Two Birds on a Wire
#1
ooc 3+. Sal Palus.

For the first time in her life, the little princess was alone. Not alone in the truest of senses, as she’d been indoctrinated into a new pack, the members of which she moved about like a ghost, only approaching when she thought she could be of some service. And she’d spent previous long weeks in solitude while skulking about the borders of enemy clans during her time in the ranks of Rechtsfolge bei Tod. However, her departure to the new world marked the first time she found herself without a domineering personality baring down on her, giving her constant cues as to what she was to do, want, and be. Personal freedom was as intoxicating as it was daunting.

So it was no small surprise that when Giza found herself with spare time on her hands, she didn’t wait a moment’s pause in filling it with attempts to prove herself useful. Her near encounter with the clan to the west weighed heavy on her mind. She’d heard they were new and little else, but saw only opportunity this seeming lack of information. Before she’d even consider approaching strange canids, she would have to familiarize herself with the tracts of land between her mark and her home. She never approached a task riddled with that much risk without a number of planned escape routes. This wasn’t choice, but necessity. At the first sign of aggression, she would turn tail and flee, and a little inside knowledge could mark the difference as to whether that flight ended in narrow escape or death.

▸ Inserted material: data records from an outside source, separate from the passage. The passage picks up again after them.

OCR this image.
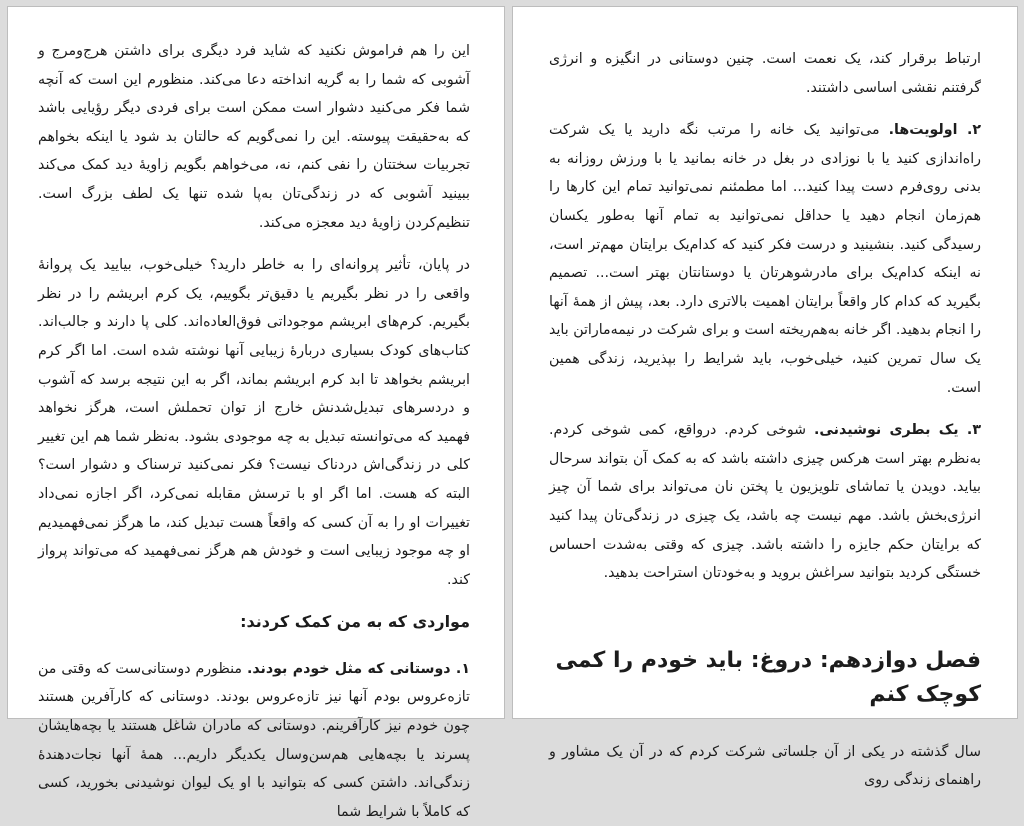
این را هم فراموش نکنید که شاید فرد دیگری برای داشتن هرج‌ومرج و آشوبی که شما را به گریه انداخته دعا می‌کند. منظورم این است که آنچه شما فکر می‌کنید دشوار است ممکن است برای فردی دیگر رؤیایی باشد که به‌حقیقت پیوسته. این را نمی‌گویم که حالتان بد شود یا اینکه بخواهم تجربیات سختتان را نفی کنم، نه، می‌خواهم بگویم زاویهٔ دید کمک می‌کند ببینید آشوبی که در زندگی‌تان به‌پا شده تنها یک لطف بزرگ است. تنظیم‌کردن زاویهٔ دید معجزه می‌کند.

در پایان، تأثیر پروانه‌ای را به خاطر دارید؟ خیلی‌خوب، بیایید یک پروانهٔ واقعی را در نظر بگیریم یا دقیق‌تر بگوییم، یک کرم ابریشم را در نظر بگیریم. کرم‌های ابریشم موجوداتی فوق‌العاده‌اند. کلی پا دارند و جالب‌اند. کتاب‌های کودک بسیاری دربارهٔ زیبایی آنها نوشته شده است. اما اگر کرم ابریشم بخواهد تا ابد کرم ابریشم بماند، اگر به این نتیجه برسد که آشوب و دردسرهای تبدیل‌شدنش خارج از توان تحملش است، هرگز نخواهد فهمید که می‌توانسته تبدیل به چه موجودی بشود. به‌نظر شما هم این تغییر کلی در زندگی‌اش دردناک نیست؟ فکر نمی‌کنید ترسناک و دشوار است؟ البته که هست. اما اگر او با ترسش مقابله نمی‌کرد، اگر اجازه نمی‌داد تغییرات او را به آن کسی که واقعاً هست تبدیل کند، ما هرگز نمی‌فهمیدیم او چه موجود زیبایی است و خودش هم هرگز نمی‌فهمید که می‌تواند پرواز کند.

مواردی که به من کمک کردند:

۱. دوستانی که مثل خودم بودند. منظورم دوستانی‌ست که وقتی من تازه‌عروس بودم آنها نیز تازه‌عروس بودند. دوستانی که کارآفرین هستند چون خودم نیز کارآفرینم. دوستانی که مادران شاغل هستند یا بچه‌هایشان پسرند یا بچه‌هایی هم‌سن‌وسال یکدیگر داریم... همهٔ آنها نجات‌دهندهٔ زندگی‌اند. داشتن کسی که بتوانید با او یک لیوان نوشیدنی بخورید، کسی که کاملاً با شرایط شما

ارتباط برقرار کند، یک نعمت است. چنین دوستانی در انگیزه و انرژی گرفتنم نقشی اساسی داشتند.

۲. اولویت‌ها. می‌توانید یک خانه را مرتب نگه دارید یا یک شرکت راه‌اندازی کنید یا با نوزادی در بغل در خانه بمانید یا با ورزش روزانه به بدنی روی‌فرم دست پیدا کنید... اما مطمئنم نمی‌توانید تمام این کارها را هم‌زمان انجام دهید یا حداقل نمی‌توانید به تمام آنها به‌طور یکسان رسیدگی کنید. بنشینید و درست فکر کنید که کدام‌یک برایتان مهم‌تر است، نه اینکه کدام‌یک برای مادرشوهرتان یا دوستانتان بهتر است... تصمیم بگیرید که کدام کار واقعاً برایتان اهمیت بالاتری دارد. بعد، پیش از همهٔ آنها را انجام بدهید. اگر خانه به‌هم‌ریخته است و برای شرکت در نیمه‌ماراتن باید یک سال تمرین کنید، خیلی‌خوب، باید شرایط را بپذیرید، زندگی همین است.

۳. یک بطری نوشیدنی. شوخی کردم. درواقع، کمی شوخی کردم. به‌نظرم بهتر است هرکس چیزی داشته باشد که به کمک آن بتواند سرحال بیاید. دویدن یا تماشای تلویزیون یا پختن نان می‌تواند برای شما آن چیز انرژی‌بخش باشد. مهم نیست چه باشد، یک چیزی در زندگی‌تان پیدا کنید که برایتان حکم جایزه را داشته باشد. چیزی که وقتی به‌شدت احساس خستگی کردید بتوانید سراغش بروید و به‌خودتان استراحت بدهید.

فصل دوازدهم: دروغ: باید خودم را کمی کوچک کنم

سال گذشته در یکی از آن جلساتی شرکت کردم که در آن یک مشاور و راهنمای زندگی روی
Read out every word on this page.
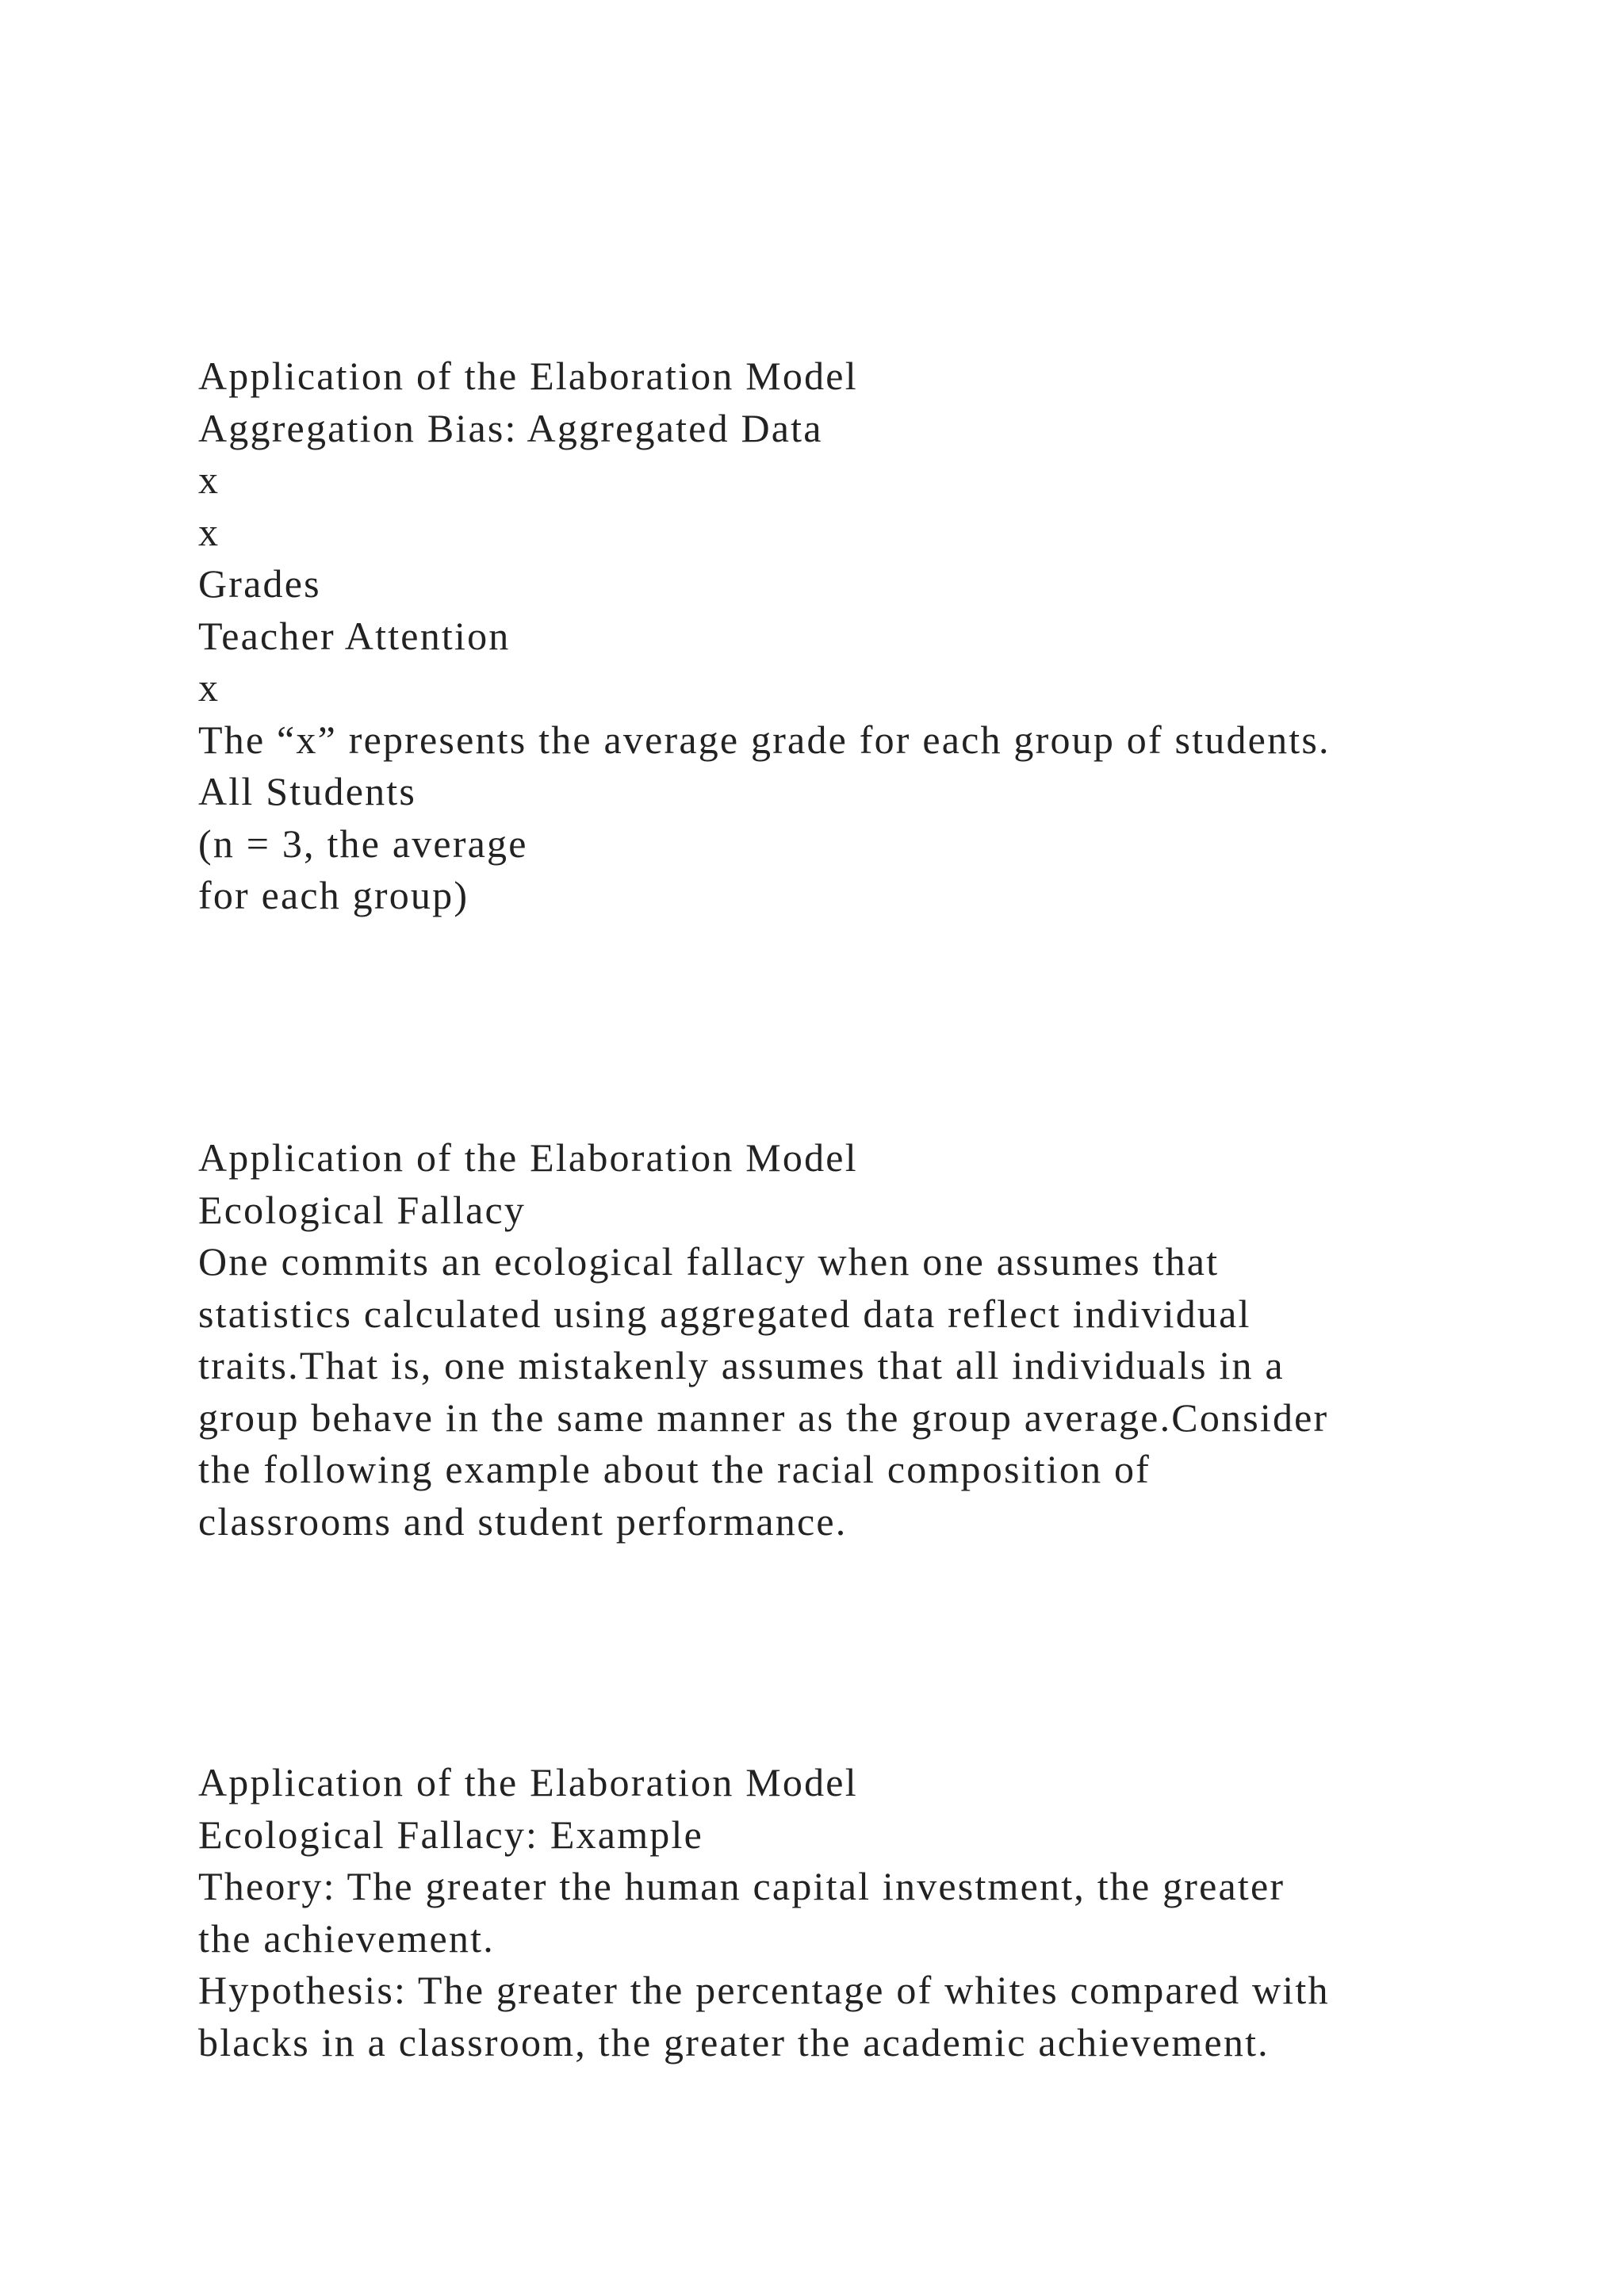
Application of the Elaboration Model
Aggregation Bias: Aggregated Data
x
x
Grades
Teacher Attention
x
The “x” represents the average grade for each group of students.
All Students
(n = 3, the average
for each group)
Application of the Elaboration Model
Ecological Fallacy
One commits an ecological fallacy when one assumes that
statistics calculated using aggregated data reflect individual
traits.That is, one mistakenly assumes that all individuals in a
group behave in the same manner as the group average.Consider
the following example about the racial composition of
classrooms and student performance.
Application of the Elaboration Model
Ecological Fallacy: Example
Theory: The greater the human capital investment, the greater
the achievement.
Hypothesis: The greater the percentage of whites compared with
blacks in a classroom, the greater the academic achievement.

She stalked low in the marshes in her lupus form. It was her shape of choice while on reconnaissance. She could move faster, lie lower, move in near silence. As she hunched at a ridge of water where a few fish swam in the transparent waters, one her oversized ears turned in the direction of faint encroaching sound. Her large eyes darted toward the source, beyond the grasses, in the distance, she saw a heart stalling smear of golden bronze. Who had seen the other first, she wasn’t certain, but she’d been downwind of the Inferni, so that she was upwind of the unknown. Giza had been particularly careful to avoid the Aquila in the short time since they’d first met, but there was hardly any running now. She snorted lowly, bracing herself as she shifted and righted herself with caution. Though she stood on her willowy legs, the sleek wetness lining her palms and front evidenced that minutes ago, she’d been on her fours.